Approximately 300 genes are identified that are involved in coding ECM proteins in mammals by searching domains characteristic to ECM molecules through the whole genome sequence . The total number of ECM molecules corresponds to about 1.5% of proteasomes, a list of all proteins expressed by the genome. ECM proteins typically consist of repeated domains, which are coded in Ibrutinib mouse the genome as separate
exonic units and evolve through multiple processes such as exon duplication and shuffling, and gene duplication and conversion  and . Analyses of the genomes in different organisms suggest that some ECM molecules in mammals retain ancient forms, which are found in all metazoans, while some are derived from newer proteins. Mineralization is one of the hallmark processes that has taken place during vertebrate evolution. Three major mineralized tissues, enamel, dentin, and bone, have evolved over 500 million years likely from a common ancestral process . The genes for enamel matrix proteins expressed Trichostatin A datasheet by ameloblasts, AMEL, ENAM, AMBN, AMTN, and Apin/ODAM, have evolved from a common ancestral gene encoding an SCPP  and . Enamel matrix genes are clustered on human chromosome 4q13. However, AMEL is located on sex chromosomes.
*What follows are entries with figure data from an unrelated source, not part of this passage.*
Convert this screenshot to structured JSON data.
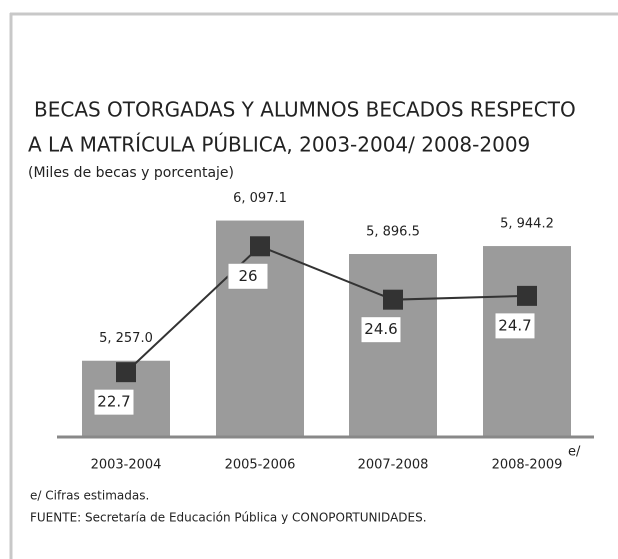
{
  "chart_data": {
    "type": "bar",
    "title_lines": [
      "BECAS OTORGADAS Y  ALUMNOS BECADOS RESPECTO",
      "A LA MATRÍCULA PÚBLICA, 2003-2004/ 2008-2009"
    ],
    "subtitle": "(Miles de becas y porcentaje)",
    "categories": [
      "2003-2004",
      "2005-2006",
      "2007-2008",
      "2008-2009"
    ],
    "annotation": "e/",
    "series": [
      {
        "name": "Becas otorgadas",
        "type": "bar",
        "color": "#9b9b9b",
        "values": [
          5257.0,
          6097.1,
          5896.5,
          5944.2
        ],
        "value_labels": [
          "5, 257.0",
          "6, 097.1",
          "5, 896.5",
          "5, 944.2"
        ]
      },
      {
        "name": "Alumnos becados",
        "type": "line",
        "axis": "y2",
        "color": "#333333",
        "values": [
          22.7,
          26.0,
          24.6,
          24.7
        ]
      }
    ],
    "ylim": [
      4800,
      6400
    ],
    "y2lim": [
      21,
      28
    ],
    "notes": [
      "e/ Cifras estimadas.",
      "FUENTE: Secretaría de Educación Pública y CONOPORTUNIDADES."
    ]
  }
}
AMELX and AMELY are located on the X and Y chromosomes, respectively. About 90% of the AMEL transcripts are expressed on the X locus. SCPP family genes are also mapped on
human chromosome 4. Analysis of the enamel matrix genes in different species has shown that ENEM is the most ancient gene and the other four enamel genes are derived from ENEM. AMEL is derived from AMBN and was later translocated to sex chromosomes . The chromosomal synteny of these genes is conserved in primates and rodents. In birds, which lost their teeth about 100 million years ago, the enamel matrix gene cluster is lacking . Initially, enamel
matrices were identified as enamel-specific molecules. However, the expression of enamel matrix proteins has been shown in other tissues outside of the tooth germ as a result of improved sensitivity in detection analyses. Furthermore, the overexpression or knockdown of these matrices not only causes enamel Oxymatrine defects, but also aberrant tooth roots, bone formation, and tumor phenotypes. The enamel matrix proteins are evolutionally related, but have distinct functions. The newly identified activities of enamel matrix proteins will provide a better understanding of the mechanisms of craniofacial development, including enamel, dentin, and craniofacial bone formation. This work was supported by grants-in-aid (20679006 to S.F., 21792054 to A.Y., 21792154 to E.F.) from the Ministry of Education, Science, and Culture of Japan, the NEXT program (LS010 to S.F.), and by grants from the Intramural Program of National Institute of Dental and Craniofacial Research, National Institutes of Health to Y.Y.